The most beautiful country in the world, the bloke said a few times, but I knew that lots of people tell themselves things like that but there is no country that is the most beautiful country. The bloke let me out where one road met another road. Lots of cars, he said, and there were lots of cars but none of them stopped for me. The sky went dark and this was not the kind of place where streetlights were, this was a bring-your-own-light kind of environment and I didn’t have any light, hadn’t brought any light, hadn’t thought about how I’d need light. It was the first of many things I was unprepared for.
I saw a little shed on the edge of a field with a large hole ripped in it, so I crawled in, ran my hands along the inside looking for snakes or rats, but I just found a rusted-up hammer and a horseshoe and an empty glass bottle. It is best to sleep through the dark, I thought, so I am doing the best I can.
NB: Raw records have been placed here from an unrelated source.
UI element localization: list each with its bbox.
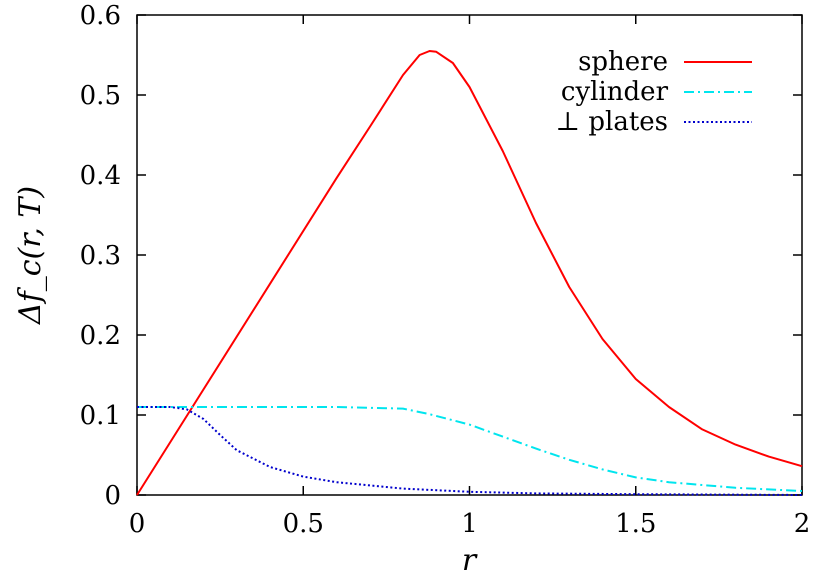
y-tick-label: 0.6	[80, 1, 121, 31]
y-tick-label: 0.1	[80, 401, 121, 431]
x-tick-label: 1	[461, 509, 478, 539]
x-tick-label: 1.5	[615, 509, 656, 539]
x-tick-label: 0.5	[283, 509, 324, 539]
x-tick-label: 0	[129, 509, 146, 539]
y-axis-label: Δf_c(r, T)	[13, 186, 48, 325]
y-tick-label: 0	[104, 481, 121, 511]
legend-label: ⊥ plates	[556, 107, 668, 137]
y-tick-label: 0.2	[80, 321, 121, 351]
y-tick-label: 0.5	[80, 81, 121, 111]
y-tick-label: 0.4	[80, 161, 121, 191]
legend-label: cylinder	[561, 77, 669, 107]
y-tick-label: 0.3	[80, 241, 121, 271]
series-line	[137, 406, 803, 496]
series-line	[137, 406, 803, 492]
axis-tick-labels: 0 0.5 1 1.5 2 0 0.1 0.2 0.3 0.4 0.5 0.6	[80, 1, 811, 539]
series-line	[136, 50, 803, 496]
series-lines	[136, 50, 803, 496]
legend-label: sphere	[578, 47, 668, 77]
x-axis-label: r	[462, 543, 478, 575]
x-tick-label: 2	[794, 509, 811, 539]
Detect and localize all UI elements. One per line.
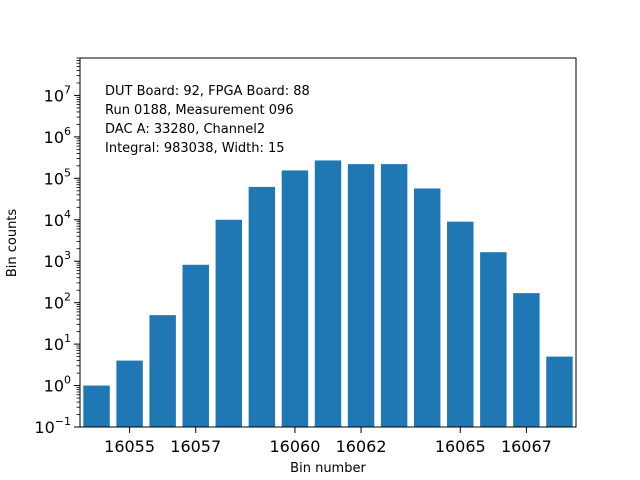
y-tick-label: 105 [44,166,71,188]
x-tick-label: 16067 [501,437,552,456]
y-axis-ticks: 10−1 100 101 102 103 104 105 106 107 [34,57,80,437]
annotation-block: DUT Board: 92, FPGA Board: 88 Run 0188, M… [105,84,310,156]
bar-16056 [149,315,176,427]
bar-16067 [513,293,540,427]
bar-16068 [546,356,573,427]
bar-16054 [83,385,110,427]
annotation-line: DAC A: 33280, Channel2 [105,122,265,137]
bar-16058 [215,219,243,427]
bar-16066 [480,252,507,427]
annotation-line: Integral: 983038, Width: 15 [105,141,285,156]
annotation-line: DUT Board: 92, FPGA Board: 88 [105,84,310,99]
x-tick-label: 16057 [170,437,221,456]
y-tick-label: 103 [44,249,71,271]
y-axis-label: Bin counts [5,209,20,278]
y-tick-label: 101 [44,332,71,354]
x-axis-label: Bin number [290,461,366,476]
bar-16061 [314,160,342,428]
x-tick-label: 16060 [269,437,320,456]
bar-16060 [281,170,309,427]
y-tick-label: 106 [44,125,71,147]
plot-frame [79,57,577,428]
bar-16064 [413,188,441,427]
y-tick-label: 10−1 [34,415,71,437]
bar-16059 [248,186,276,427]
y-tick-label: 100 [44,374,71,396]
x-axis-ticks: 16055 16057 16060 16062 16065 16067 [104,427,552,456]
bar-16063 [380,164,408,428]
bars-group [83,160,573,428]
bar-16055 [116,360,143,427]
bar-16057 [182,264,209,427]
annotation-line: Run 0188, Measurement 096 [105,103,294,118]
x-tick-label: 16062 [336,437,387,456]
bar-16065 [447,221,474,427]
y-tick-label: 107 [44,83,71,105]
x-tick-label: 16065 [435,437,486,456]
bar-16062 [347,164,375,428]
y-tick-label: 102 [44,291,71,313]
y-tick-label: 104 [44,208,71,230]
x-tick-label: 16055 [104,437,155,456]
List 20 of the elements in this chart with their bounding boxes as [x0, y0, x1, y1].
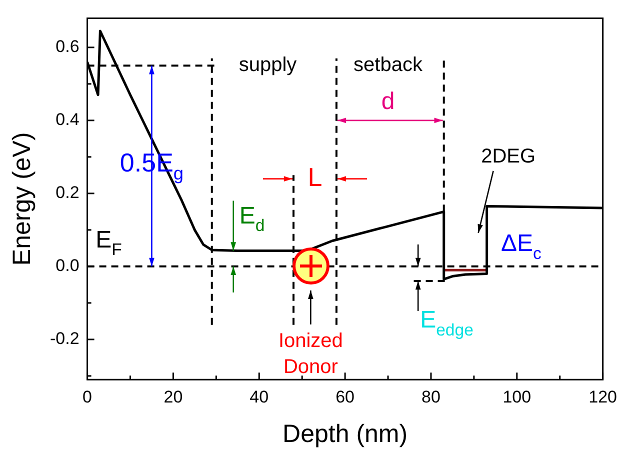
annotation: supply	[238, 54, 297, 76]
x-tick-label: 20	[164, 387, 183, 406]
y-tick-label: -0.2	[50, 329, 80, 348]
x-tick-label: 40	[250, 387, 269, 406]
x-tick-label: 60	[336, 387, 355, 406]
x-tick-label: 80	[422, 387, 440, 406]
y-tick-label: 0.2	[56, 183, 80, 202]
x-tick-label: 120	[588, 387, 618, 406]
x-axis-title: Depth (nm)	[282, 420, 408, 448]
x-tick-label: 100	[502, 387, 532, 406]
y-tick-label: 0.4	[56, 110, 80, 130]
annotation: 2DEG	[481, 145, 536, 168]
y-tick-label: 0.6	[56, 37, 80, 56]
annotation: d	[381, 88, 395, 116]
annotation: L	[308, 162, 322, 192]
annotation: setback	[354, 54, 424, 76]
x-tick-label: 0	[82, 387, 92, 406]
y-tick-label: 0.0	[56, 256, 80, 276]
annotation: Ionized Donor	[278, 330, 343, 378]
y-axis-title: Energy (eV)	[8, 132, 36, 266]
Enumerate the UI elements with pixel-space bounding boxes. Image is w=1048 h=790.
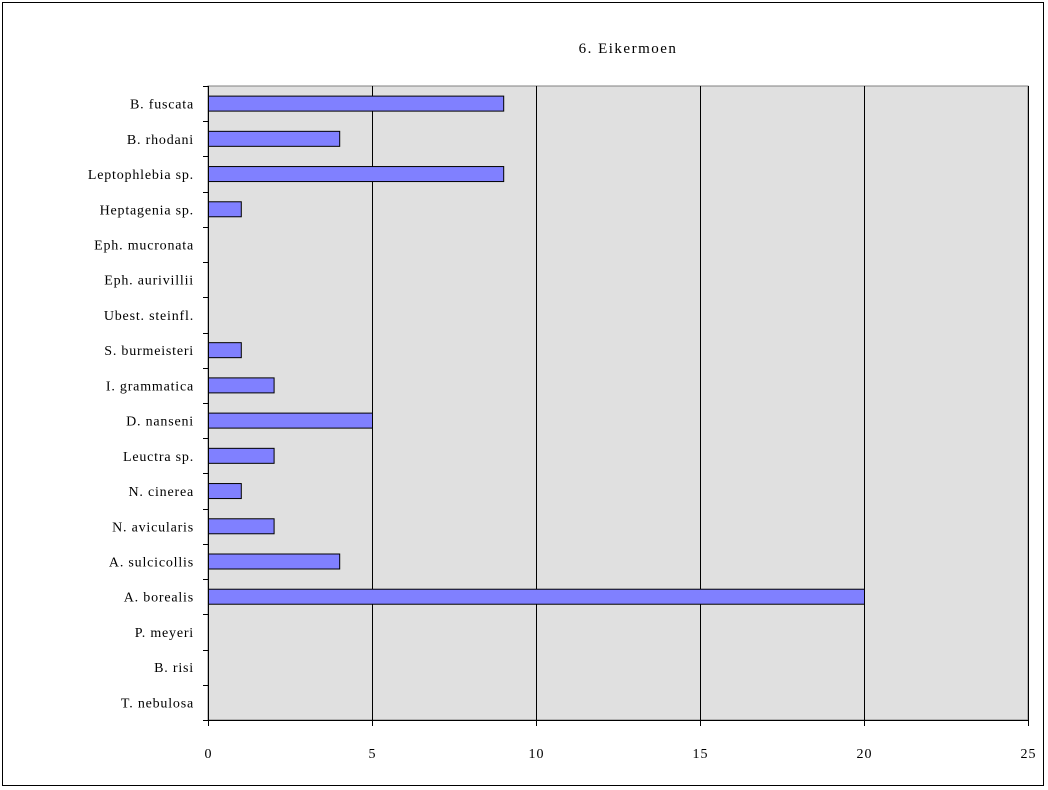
category-label: A. borealis xyxy=(124,591,194,606)
bar xyxy=(208,447,275,464)
category-label: Heptagenia sp. xyxy=(100,203,194,218)
bar-chart: 6. Eikermoen B. fuscata B. rhodani Leptoph… xyxy=(88,41,1037,762)
category-label: B. rhodani xyxy=(127,133,194,148)
category-label: Ubest. steinfl. xyxy=(104,309,194,324)
category-label: N. avicularis xyxy=(112,520,194,535)
bar xyxy=(208,483,242,500)
category-label: Eph. mucronata xyxy=(94,239,194,254)
bar xyxy=(208,130,341,147)
bars xyxy=(208,95,865,605)
bar xyxy=(208,588,865,605)
bar xyxy=(208,166,505,183)
bar xyxy=(208,377,275,394)
category-label: B. risi xyxy=(154,661,194,676)
bar xyxy=(208,342,242,359)
gridlines xyxy=(372,86,1029,720)
category-label: S. burmeisteri xyxy=(104,344,194,359)
category-label: N. cinerea xyxy=(128,485,194,500)
x-tick-label: 25 xyxy=(1021,747,1037,762)
category-label: A. sulcicollis xyxy=(109,556,194,571)
bar xyxy=(208,553,341,570)
category-label: Eph. aurivillii xyxy=(104,274,194,289)
category-label: P. meyeri xyxy=(135,626,194,641)
category-label: D. nanseni xyxy=(126,415,194,430)
category-label: I. grammatica xyxy=(106,379,194,394)
bar xyxy=(208,95,505,112)
x-tick-label: 10 xyxy=(529,747,545,762)
x-tick-label: 20 xyxy=(857,747,873,762)
plot-area xyxy=(207,85,1029,721)
category-label: T. nebulosa xyxy=(121,696,194,711)
category-label: Leptophlebia sp. xyxy=(88,168,194,183)
x-tick-label: 0 xyxy=(205,747,213,762)
bar xyxy=(208,201,242,218)
bar xyxy=(208,518,275,535)
category-label: B. fuscata xyxy=(130,98,194,113)
chart-title: 6. Eikermoen xyxy=(579,41,678,57)
bar xyxy=(208,412,373,429)
y-axis: B. fuscata B. rhodani Leptophlebia sp. Hept… xyxy=(88,86,209,721)
x-tick-label: 15 xyxy=(693,747,709,762)
x-axis: 0 5 10 15 20 25 xyxy=(205,720,1037,762)
x-tick-label: 5 xyxy=(369,747,377,762)
category-label: Leuctra sp. xyxy=(123,450,194,465)
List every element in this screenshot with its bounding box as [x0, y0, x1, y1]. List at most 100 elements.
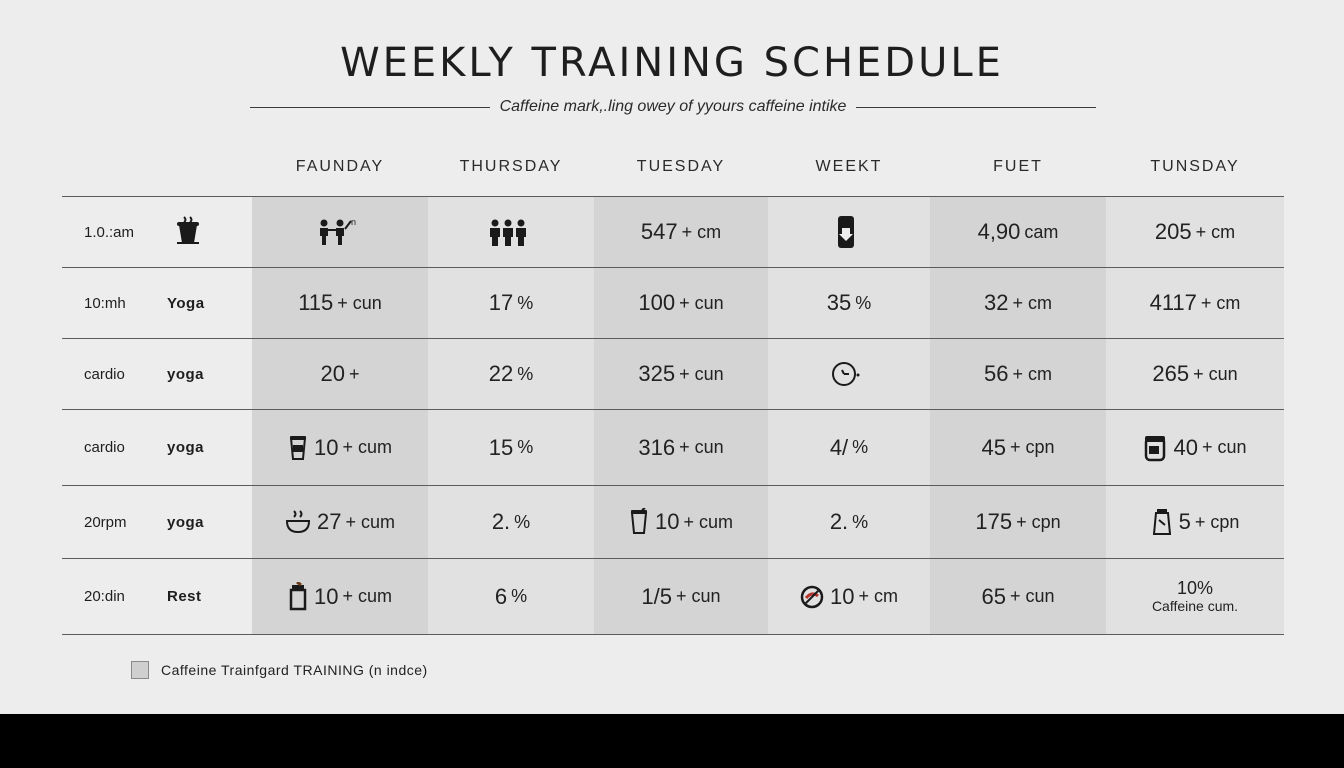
schedule-cell: 20 + — [252, 339, 428, 409]
column-shade — [428, 196, 594, 634]
schedule-cell: 5 + cpn — [1106, 486, 1284, 558]
cell-value: 6 — [494, 583, 508, 609]
cell-unit: + cun — [679, 292, 724, 313]
activity-label: yoga — [167, 439, 205, 456]
cell-value: 547 — [640, 219, 678, 244]
schedule-cell: 2.% — [428, 486, 594, 558]
schedule-cell: 1/5 + cun — [594, 559, 768, 634]
subtitle-row: Caffeine mark,.ling owey of yyours caffe… — [250, 96, 1097, 118]
cell-unit: % — [855, 292, 872, 313]
cell-value: 10 — [313, 583, 339, 609]
cell-unit: + cpn — [1016, 511, 1061, 532]
cell-unit: Caffeine cum. — [1151, 597, 1239, 614]
cell-value: 265 — [1152, 361, 1190, 386]
time-label: 10:mh — [84, 294, 126, 312]
cell-unit: + cum — [342, 586, 392, 606]
schedule-cell: 56 + cm — [930, 339, 1106, 409]
cell-unit: + cum — [342, 437, 392, 457]
cell-value: 316 — [638, 434, 676, 460]
schedule-cell: 4/% — [768, 410, 930, 485]
column-shade — [252, 196, 428, 634]
cell-unit: + cm — [858, 586, 898, 606]
cell-unit: + cun — [337, 292, 382, 313]
cell-value: 4,90 — [977, 219, 1021, 244]
cell-unit: + cm — [1012, 363, 1052, 384]
cell-value: 100 — [638, 290, 676, 315]
cell-unit: + cpn — [1194, 511, 1240, 532]
column-shade — [594, 196, 768, 634]
cell-unit: + cm — [1012, 292, 1052, 313]
schedule-cell: 6% — [428, 559, 594, 634]
column-shade — [1106, 196, 1284, 634]
group-icon — [487, 217, 529, 247]
activity-label: yoga — [167, 513, 205, 531]
day-header: FUET — [993, 158, 1043, 175]
activity-label: Rest — [167, 588, 202, 605]
time-label: cardio — [84, 439, 125, 456]
cell-value: 2. — [829, 509, 849, 534]
subtitle-rule-right — [856, 106, 1097, 108]
row-divider — [62, 196, 1284, 197]
schedule-cell: 15% — [428, 410, 594, 485]
schedule-cell — [428, 197, 594, 267]
cell-unit: % — [514, 511, 531, 532]
schedule-cell: 10 + cum — [252, 410, 428, 485]
schedule-cell: 325 + cun — [594, 339, 768, 409]
cell-value: 10 — [313, 434, 339, 460]
cell-unit: + cun — [679, 363, 724, 384]
schedule-cell: 205 + cm — [1106, 197, 1284, 267]
schedule-cell: 10 + cum — [594, 486, 768, 558]
cell-unit: % — [511, 586, 528, 606]
cell-value: 20 — [320, 361, 345, 386]
cell-value: 115 — [298, 290, 334, 315]
coffee-cup-icon — [173, 197, 203, 267]
cell-unit: + cm — [1195, 221, 1236, 242]
schedule-cell: 4117 + cm — [1106, 268, 1284, 338]
time-label: 1.0.:am — [84, 223, 135, 241]
legend-label: Caffeine Trainfgard TRAINING (n indce) — [161, 662, 428, 678]
cell-value: 65 — [981, 583, 1006, 609]
cell-value: 2. — [491, 509, 511, 534]
row-divider — [62, 634, 1284, 635]
schedule-cell: 32 + cm — [930, 268, 1106, 338]
schedule-cell: 65 + cun — [930, 559, 1106, 634]
cell-value: 10 — [654, 509, 680, 534]
svg-text:n: n — [351, 217, 356, 227]
schedule-cell: 265 + cun — [1106, 339, 1284, 409]
row-divider — [62, 485, 1284, 486]
cell-unit: + — [348, 363, 360, 384]
cell-value: 4117 — [1149, 290, 1197, 315]
schedule-cell: 316 + cun — [594, 410, 768, 485]
cell-value: 175 — [975, 509, 1013, 534]
schedule-cell: 40 + cun — [1106, 410, 1284, 485]
schedule-cell: 17% — [428, 268, 594, 338]
legend-swatch — [131, 661, 149, 679]
travel-mug-icon — [288, 581, 308, 612]
cell-unit: + cm — [1200, 292, 1241, 313]
time-label: 20rpm — [84, 513, 127, 531]
cell-value: 10% — [1176, 577, 1214, 598]
day-header: THURSDAY — [459, 158, 563, 175]
schedule-cell: 100 + cun — [594, 268, 768, 338]
cell-unit: + cun — [1193, 363, 1238, 384]
row-divider — [62, 338, 1284, 339]
activity-label: Yoga — [167, 294, 205, 312]
schedule-cell: 2.% — [768, 486, 930, 558]
cell-unit: % — [517, 363, 534, 384]
flask-icon — [1151, 507, 1173, 537]
cell-value: 15 — [488, 434, 514, 460]
cell-unit: + cum — [683, 511, 733, 532]
tumbler-icon — [629, 508, 649, 536]
cell-value: 22 — [488, 361, 514, 386]
column-shade — [930, 196, 1106, 634]
schedule-cell — [768, 197, 930, 267]
cell-unit: + cum — [345, 511, 395, 532]
jar-icon — [1143, 434, 1167, 462]
cell-unit: + cm — [681, 221, 722, 242]
cell-unit: % — [517, 292, 534, 313]
cell-value: 40 — [1173, 434, 1198, 460]
cell-unit: + cun — [676, 586, 721, 606]
cell-value: 45 — [981, 434, 1006, 460]
time-label: 20:din — [84, 588, 125, 605]
cell-value: 27 — [316, 509, 342, 534]
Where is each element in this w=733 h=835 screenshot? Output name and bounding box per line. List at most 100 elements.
As I fell asleep I thought that the appropriate feeling would have been fear or regret or some soup of both, but that wasn’t what I felt; I reminded myself that once I got to Werner’s farm my life would become small and manageable and wouldn’t involve sleeping in sheds or hitchhiking, so I slept like I was already the simplest woman in the world.
The next morning I woke to an unfamiliar noise happening outside the shed and it reminded me of a familiar noise: Husband in the other room, his office, the rhythmic chalk clack, a pause, more clacking. There was something about the smell of it, the color of it, he said, that loosened up his brain, let the numbers fall out in the right order.
I thought you hated the chalkboard, I imagined him saying to my nostalgia.
I do, but the sound of you putting things on it makes it okay.
My husband, smiling in the back of my brain: I remembered him this way.
I rolled up my makeshift bed, folded the towel and T-shirt back into my pack, and climbed out of the hole to find that the unfamiliar noise was sheep swishing in the grass, but the sheep stampeded away because sheep are smart enough not to trust anyone for anything, especially not people who sleep in and crawl out of sheds, and I couldn’t disagree with those sheep because I would run away from me, too, if I was a sheep and not me and even if I was me, I’d still like, some mornings, to be the thing running far from me instead of sewn inside myself forever.